Understanding how scoped arrays are stored

Question

I'm confused how arrays are stored in the executable when they're within functions and the like.

With the code below I believe space for the value of the three ints to be stored is made in the executable.

#include <stdlib.h>

int main() {
    int arr[] = {rand(), rand(), rand()};
}

I was thinking for an array in a function, each call would use the same space as the other calls to store their array. But then I thought recursive calls would overwrite each others arrays. I don't get how space for them is left aside, especially with recursion and an unknown number of calls are made. I tried to make an example:

#include <stdio.h>
#include <stdlib.h>
#include <stdbool.h>

bool myfunc(unsigned val) {
    int arr[] = {rand() % 10, rand() % 10};

    if (val == 0)
        return true;

    myfunc(val - 1);

    printf("%d %d\n", arr[0], arr[1]);
    return false;
}

int main() {
    myfunc(rand() % 50);
}

I get arrays elements are stored one after the other. But how is there space for them (in the stack?) when it's unkown how many there will be?

Answer 1

Objects defined with local scope in a function body with automatic storage (without a static keyword) are stored in temporary storage and reclaimed automatically upon exiting the corresponding scope.

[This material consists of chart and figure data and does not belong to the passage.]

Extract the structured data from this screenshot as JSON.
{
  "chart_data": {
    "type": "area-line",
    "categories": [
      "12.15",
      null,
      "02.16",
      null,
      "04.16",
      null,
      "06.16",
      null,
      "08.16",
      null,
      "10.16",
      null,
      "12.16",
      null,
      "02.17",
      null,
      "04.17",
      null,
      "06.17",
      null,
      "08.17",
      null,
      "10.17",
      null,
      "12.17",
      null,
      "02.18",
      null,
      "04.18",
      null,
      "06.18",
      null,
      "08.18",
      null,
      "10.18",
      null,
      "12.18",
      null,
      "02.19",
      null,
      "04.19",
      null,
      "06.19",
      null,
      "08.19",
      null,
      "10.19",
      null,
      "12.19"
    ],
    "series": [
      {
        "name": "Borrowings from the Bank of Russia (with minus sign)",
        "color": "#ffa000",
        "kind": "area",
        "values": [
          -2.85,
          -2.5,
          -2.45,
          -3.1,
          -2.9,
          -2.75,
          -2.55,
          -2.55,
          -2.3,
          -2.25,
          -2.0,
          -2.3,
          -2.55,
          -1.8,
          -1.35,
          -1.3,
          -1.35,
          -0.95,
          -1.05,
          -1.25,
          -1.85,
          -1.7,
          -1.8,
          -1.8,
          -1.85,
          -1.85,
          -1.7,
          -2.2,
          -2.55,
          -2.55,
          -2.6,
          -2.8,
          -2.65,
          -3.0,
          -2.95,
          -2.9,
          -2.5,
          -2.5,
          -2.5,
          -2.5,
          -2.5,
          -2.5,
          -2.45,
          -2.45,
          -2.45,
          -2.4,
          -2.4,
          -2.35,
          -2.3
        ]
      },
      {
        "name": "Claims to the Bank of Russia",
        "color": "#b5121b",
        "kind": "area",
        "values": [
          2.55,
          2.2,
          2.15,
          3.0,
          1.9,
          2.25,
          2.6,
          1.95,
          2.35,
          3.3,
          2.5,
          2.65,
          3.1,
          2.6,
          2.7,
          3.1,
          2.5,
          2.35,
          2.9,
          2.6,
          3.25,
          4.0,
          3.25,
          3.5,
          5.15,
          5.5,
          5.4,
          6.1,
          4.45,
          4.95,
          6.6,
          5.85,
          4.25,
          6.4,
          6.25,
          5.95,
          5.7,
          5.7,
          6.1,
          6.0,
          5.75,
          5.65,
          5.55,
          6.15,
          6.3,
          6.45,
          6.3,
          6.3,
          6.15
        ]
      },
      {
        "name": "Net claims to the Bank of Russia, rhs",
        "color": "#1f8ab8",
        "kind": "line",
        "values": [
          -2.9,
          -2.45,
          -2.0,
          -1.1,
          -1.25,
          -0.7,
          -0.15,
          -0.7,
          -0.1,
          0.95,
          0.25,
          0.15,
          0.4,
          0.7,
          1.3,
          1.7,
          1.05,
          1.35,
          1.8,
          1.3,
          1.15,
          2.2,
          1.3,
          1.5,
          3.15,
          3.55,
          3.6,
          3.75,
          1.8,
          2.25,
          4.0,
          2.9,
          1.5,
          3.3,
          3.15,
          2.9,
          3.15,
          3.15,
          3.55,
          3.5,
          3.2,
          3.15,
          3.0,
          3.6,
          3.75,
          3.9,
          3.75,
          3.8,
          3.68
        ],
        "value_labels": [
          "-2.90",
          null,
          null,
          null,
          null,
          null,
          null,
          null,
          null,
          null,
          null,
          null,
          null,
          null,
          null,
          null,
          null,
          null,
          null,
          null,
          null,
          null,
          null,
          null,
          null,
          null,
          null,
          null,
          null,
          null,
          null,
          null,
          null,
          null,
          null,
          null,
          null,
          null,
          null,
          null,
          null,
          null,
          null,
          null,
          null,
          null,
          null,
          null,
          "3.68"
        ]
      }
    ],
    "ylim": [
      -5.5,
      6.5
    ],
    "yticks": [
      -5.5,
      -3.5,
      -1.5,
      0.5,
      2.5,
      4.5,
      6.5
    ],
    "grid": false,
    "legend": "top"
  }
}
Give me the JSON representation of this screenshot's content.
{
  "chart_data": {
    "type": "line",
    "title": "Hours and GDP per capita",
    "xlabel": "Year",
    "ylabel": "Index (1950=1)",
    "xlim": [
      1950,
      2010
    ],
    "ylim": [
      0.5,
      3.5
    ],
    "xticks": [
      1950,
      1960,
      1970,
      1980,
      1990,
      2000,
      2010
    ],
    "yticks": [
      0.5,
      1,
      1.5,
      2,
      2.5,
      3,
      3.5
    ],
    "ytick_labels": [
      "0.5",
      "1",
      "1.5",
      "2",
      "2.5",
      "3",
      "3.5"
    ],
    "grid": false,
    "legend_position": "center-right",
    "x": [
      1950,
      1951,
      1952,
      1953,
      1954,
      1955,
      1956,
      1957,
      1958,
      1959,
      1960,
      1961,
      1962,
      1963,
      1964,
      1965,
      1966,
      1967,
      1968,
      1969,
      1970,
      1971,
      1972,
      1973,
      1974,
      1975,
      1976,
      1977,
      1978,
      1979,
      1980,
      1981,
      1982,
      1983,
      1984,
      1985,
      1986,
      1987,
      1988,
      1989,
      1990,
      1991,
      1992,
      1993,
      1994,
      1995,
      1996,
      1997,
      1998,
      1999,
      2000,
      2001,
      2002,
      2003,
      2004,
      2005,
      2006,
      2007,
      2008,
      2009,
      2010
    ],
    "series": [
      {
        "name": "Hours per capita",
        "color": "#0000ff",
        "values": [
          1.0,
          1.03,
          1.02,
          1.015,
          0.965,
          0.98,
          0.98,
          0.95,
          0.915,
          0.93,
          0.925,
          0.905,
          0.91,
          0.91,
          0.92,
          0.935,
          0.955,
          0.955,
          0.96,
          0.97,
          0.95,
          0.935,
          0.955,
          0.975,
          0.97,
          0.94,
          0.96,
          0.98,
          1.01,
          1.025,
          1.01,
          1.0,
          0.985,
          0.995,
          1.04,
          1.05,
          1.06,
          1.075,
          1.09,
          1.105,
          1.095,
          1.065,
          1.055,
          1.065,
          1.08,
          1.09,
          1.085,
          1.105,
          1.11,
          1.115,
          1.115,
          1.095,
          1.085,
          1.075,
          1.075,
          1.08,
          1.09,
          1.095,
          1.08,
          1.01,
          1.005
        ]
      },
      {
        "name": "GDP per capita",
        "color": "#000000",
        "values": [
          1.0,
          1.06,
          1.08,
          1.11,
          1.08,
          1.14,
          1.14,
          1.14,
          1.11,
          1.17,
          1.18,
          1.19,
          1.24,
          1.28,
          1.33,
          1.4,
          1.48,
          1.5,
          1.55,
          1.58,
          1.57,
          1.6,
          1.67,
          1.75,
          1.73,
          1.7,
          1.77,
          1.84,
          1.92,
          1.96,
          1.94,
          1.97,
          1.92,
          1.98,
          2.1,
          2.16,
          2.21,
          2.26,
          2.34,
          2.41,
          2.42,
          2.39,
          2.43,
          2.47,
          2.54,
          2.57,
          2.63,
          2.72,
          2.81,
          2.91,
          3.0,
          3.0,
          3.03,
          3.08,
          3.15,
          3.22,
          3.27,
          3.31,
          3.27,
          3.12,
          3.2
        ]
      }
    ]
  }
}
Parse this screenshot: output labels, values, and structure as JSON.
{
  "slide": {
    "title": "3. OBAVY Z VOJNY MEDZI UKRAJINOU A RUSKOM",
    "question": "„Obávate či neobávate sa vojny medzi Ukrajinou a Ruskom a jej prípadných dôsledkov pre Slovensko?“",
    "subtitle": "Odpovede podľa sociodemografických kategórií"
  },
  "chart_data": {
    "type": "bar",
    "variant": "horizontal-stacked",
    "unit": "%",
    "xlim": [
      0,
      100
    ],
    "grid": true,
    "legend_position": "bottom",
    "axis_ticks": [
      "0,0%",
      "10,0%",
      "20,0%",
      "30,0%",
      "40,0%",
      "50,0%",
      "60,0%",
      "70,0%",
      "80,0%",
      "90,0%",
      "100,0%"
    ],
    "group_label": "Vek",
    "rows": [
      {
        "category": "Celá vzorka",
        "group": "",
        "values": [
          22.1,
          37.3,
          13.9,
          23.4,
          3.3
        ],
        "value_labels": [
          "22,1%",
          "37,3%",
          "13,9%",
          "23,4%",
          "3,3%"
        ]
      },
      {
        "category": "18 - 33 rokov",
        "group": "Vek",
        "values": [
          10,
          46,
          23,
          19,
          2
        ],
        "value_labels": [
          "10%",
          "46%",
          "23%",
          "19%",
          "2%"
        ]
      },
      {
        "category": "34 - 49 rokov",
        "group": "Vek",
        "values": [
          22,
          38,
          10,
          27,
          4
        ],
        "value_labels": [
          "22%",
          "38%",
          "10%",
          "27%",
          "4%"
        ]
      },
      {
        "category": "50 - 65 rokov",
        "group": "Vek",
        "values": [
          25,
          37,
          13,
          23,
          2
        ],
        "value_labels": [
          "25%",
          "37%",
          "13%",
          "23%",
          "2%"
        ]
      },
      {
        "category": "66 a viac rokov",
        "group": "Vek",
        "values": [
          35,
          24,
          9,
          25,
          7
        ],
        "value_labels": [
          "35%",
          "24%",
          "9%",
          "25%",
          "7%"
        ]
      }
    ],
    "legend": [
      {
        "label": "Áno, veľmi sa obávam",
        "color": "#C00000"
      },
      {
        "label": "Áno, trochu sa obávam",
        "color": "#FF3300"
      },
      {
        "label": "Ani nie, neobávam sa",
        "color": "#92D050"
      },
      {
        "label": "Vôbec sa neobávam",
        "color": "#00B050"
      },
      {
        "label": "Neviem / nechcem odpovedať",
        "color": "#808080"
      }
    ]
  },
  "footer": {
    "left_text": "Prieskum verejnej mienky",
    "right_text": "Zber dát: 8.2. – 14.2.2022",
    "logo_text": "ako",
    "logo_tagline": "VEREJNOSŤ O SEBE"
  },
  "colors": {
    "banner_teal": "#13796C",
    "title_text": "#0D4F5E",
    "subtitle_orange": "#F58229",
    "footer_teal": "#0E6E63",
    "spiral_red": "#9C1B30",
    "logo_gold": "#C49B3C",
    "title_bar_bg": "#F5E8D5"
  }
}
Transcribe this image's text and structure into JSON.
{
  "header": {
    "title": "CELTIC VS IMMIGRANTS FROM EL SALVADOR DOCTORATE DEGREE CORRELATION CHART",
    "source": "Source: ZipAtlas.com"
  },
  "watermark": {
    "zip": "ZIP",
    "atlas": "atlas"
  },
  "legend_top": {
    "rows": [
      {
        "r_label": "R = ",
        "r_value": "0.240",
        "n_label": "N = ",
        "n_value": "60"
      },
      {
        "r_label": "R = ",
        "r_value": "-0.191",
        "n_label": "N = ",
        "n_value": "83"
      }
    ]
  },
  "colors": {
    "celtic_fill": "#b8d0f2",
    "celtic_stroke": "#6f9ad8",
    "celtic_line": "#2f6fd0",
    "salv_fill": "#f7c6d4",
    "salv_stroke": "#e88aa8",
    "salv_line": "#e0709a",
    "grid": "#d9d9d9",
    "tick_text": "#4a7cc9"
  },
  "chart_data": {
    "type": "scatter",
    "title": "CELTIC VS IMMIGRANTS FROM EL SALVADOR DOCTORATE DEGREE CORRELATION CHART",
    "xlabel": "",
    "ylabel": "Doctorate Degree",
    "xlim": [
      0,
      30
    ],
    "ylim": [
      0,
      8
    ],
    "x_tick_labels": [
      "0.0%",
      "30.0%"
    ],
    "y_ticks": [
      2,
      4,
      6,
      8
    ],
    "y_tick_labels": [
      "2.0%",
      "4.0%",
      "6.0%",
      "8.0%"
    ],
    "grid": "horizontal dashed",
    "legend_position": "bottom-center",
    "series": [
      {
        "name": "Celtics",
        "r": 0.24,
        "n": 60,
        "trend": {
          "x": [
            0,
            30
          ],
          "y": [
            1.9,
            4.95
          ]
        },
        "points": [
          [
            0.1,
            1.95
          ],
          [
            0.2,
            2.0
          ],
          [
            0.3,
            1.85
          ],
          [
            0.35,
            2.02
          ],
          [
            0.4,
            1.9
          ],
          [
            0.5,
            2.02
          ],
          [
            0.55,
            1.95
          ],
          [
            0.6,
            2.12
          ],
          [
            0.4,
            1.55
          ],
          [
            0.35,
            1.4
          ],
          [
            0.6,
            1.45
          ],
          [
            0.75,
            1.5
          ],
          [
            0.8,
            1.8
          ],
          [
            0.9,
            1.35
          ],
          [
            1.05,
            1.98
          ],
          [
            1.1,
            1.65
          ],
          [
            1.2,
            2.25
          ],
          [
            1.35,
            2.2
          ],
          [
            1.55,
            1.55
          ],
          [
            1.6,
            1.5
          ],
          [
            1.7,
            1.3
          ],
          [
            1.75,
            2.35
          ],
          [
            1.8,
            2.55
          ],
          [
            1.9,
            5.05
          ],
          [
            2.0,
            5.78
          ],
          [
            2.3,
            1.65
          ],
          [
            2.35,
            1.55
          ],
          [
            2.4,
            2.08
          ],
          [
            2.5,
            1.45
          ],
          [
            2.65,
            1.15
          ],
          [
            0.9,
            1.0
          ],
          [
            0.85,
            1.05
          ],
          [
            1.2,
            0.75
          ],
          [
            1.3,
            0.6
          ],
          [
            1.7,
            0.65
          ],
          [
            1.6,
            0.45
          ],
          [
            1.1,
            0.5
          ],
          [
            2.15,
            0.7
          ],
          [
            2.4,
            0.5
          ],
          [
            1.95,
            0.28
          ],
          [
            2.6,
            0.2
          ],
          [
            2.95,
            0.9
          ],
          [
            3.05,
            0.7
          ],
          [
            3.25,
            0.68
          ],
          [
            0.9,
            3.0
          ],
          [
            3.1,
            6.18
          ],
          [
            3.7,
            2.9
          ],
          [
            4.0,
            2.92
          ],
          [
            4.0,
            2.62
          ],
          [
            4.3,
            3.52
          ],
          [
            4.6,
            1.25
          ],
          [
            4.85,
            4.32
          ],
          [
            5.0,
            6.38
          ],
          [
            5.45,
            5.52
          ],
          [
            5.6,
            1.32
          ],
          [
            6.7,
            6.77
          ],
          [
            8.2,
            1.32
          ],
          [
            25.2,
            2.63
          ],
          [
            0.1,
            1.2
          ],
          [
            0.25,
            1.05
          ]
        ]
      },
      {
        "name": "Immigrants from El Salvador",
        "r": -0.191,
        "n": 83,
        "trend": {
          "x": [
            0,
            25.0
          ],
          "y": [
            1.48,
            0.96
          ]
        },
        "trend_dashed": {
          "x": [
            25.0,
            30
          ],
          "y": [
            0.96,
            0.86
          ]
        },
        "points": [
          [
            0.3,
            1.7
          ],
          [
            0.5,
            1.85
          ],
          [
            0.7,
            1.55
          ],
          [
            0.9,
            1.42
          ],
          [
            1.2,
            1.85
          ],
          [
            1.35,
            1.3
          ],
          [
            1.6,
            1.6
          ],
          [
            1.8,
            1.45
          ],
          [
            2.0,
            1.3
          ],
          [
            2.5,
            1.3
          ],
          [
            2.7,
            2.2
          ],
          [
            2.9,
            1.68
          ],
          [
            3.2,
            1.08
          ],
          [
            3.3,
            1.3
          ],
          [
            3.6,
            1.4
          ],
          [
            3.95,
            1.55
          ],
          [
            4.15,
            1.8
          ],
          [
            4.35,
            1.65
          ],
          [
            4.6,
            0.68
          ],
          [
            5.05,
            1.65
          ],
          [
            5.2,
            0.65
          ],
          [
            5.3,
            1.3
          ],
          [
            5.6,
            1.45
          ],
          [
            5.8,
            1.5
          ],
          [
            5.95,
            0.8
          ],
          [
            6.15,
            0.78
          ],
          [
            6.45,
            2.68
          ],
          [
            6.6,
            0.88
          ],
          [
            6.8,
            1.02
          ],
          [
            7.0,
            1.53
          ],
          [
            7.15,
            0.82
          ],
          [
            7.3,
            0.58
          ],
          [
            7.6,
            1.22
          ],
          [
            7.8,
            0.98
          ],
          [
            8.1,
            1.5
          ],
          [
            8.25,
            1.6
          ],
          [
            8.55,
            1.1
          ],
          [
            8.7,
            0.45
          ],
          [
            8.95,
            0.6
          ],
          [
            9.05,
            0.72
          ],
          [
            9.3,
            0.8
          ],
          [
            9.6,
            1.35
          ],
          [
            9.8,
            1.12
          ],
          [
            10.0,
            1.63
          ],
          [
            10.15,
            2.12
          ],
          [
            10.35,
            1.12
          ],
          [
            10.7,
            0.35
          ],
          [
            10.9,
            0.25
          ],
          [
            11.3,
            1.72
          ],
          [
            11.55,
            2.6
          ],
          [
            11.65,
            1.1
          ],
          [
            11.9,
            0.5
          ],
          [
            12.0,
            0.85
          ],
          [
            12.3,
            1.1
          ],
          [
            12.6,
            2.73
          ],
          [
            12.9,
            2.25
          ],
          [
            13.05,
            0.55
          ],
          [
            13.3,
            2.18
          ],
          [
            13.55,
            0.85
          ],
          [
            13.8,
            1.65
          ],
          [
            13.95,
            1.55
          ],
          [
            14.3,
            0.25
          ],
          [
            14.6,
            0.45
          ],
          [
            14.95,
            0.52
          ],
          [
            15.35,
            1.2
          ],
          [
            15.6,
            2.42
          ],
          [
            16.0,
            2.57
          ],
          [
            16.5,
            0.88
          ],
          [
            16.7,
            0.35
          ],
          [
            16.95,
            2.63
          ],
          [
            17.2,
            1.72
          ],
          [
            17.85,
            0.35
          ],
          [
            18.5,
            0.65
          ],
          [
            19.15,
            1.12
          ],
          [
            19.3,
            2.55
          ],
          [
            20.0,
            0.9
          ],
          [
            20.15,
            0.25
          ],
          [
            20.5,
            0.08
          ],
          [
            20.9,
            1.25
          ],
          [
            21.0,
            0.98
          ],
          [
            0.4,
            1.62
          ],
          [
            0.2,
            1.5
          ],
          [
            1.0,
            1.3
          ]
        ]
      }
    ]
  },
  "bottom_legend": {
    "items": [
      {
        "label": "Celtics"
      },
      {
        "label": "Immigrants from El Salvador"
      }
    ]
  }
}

Typical modern architectures use the runtime stack for this: the stack pointer register is decremented upon entering the scope by a fixed amount if the size is known at compile time, as is the case for your examples: int arr[] = {rand() % 10, rand() % 10}; defines an array of 2 int , usually 8 bytes.

If the size is only known at runtime, the stack pointer is decremented by a value computed at runtime, possibly causing undefined behavior if this size is too large. The stack pointer is restored to its original value upon leaving the function.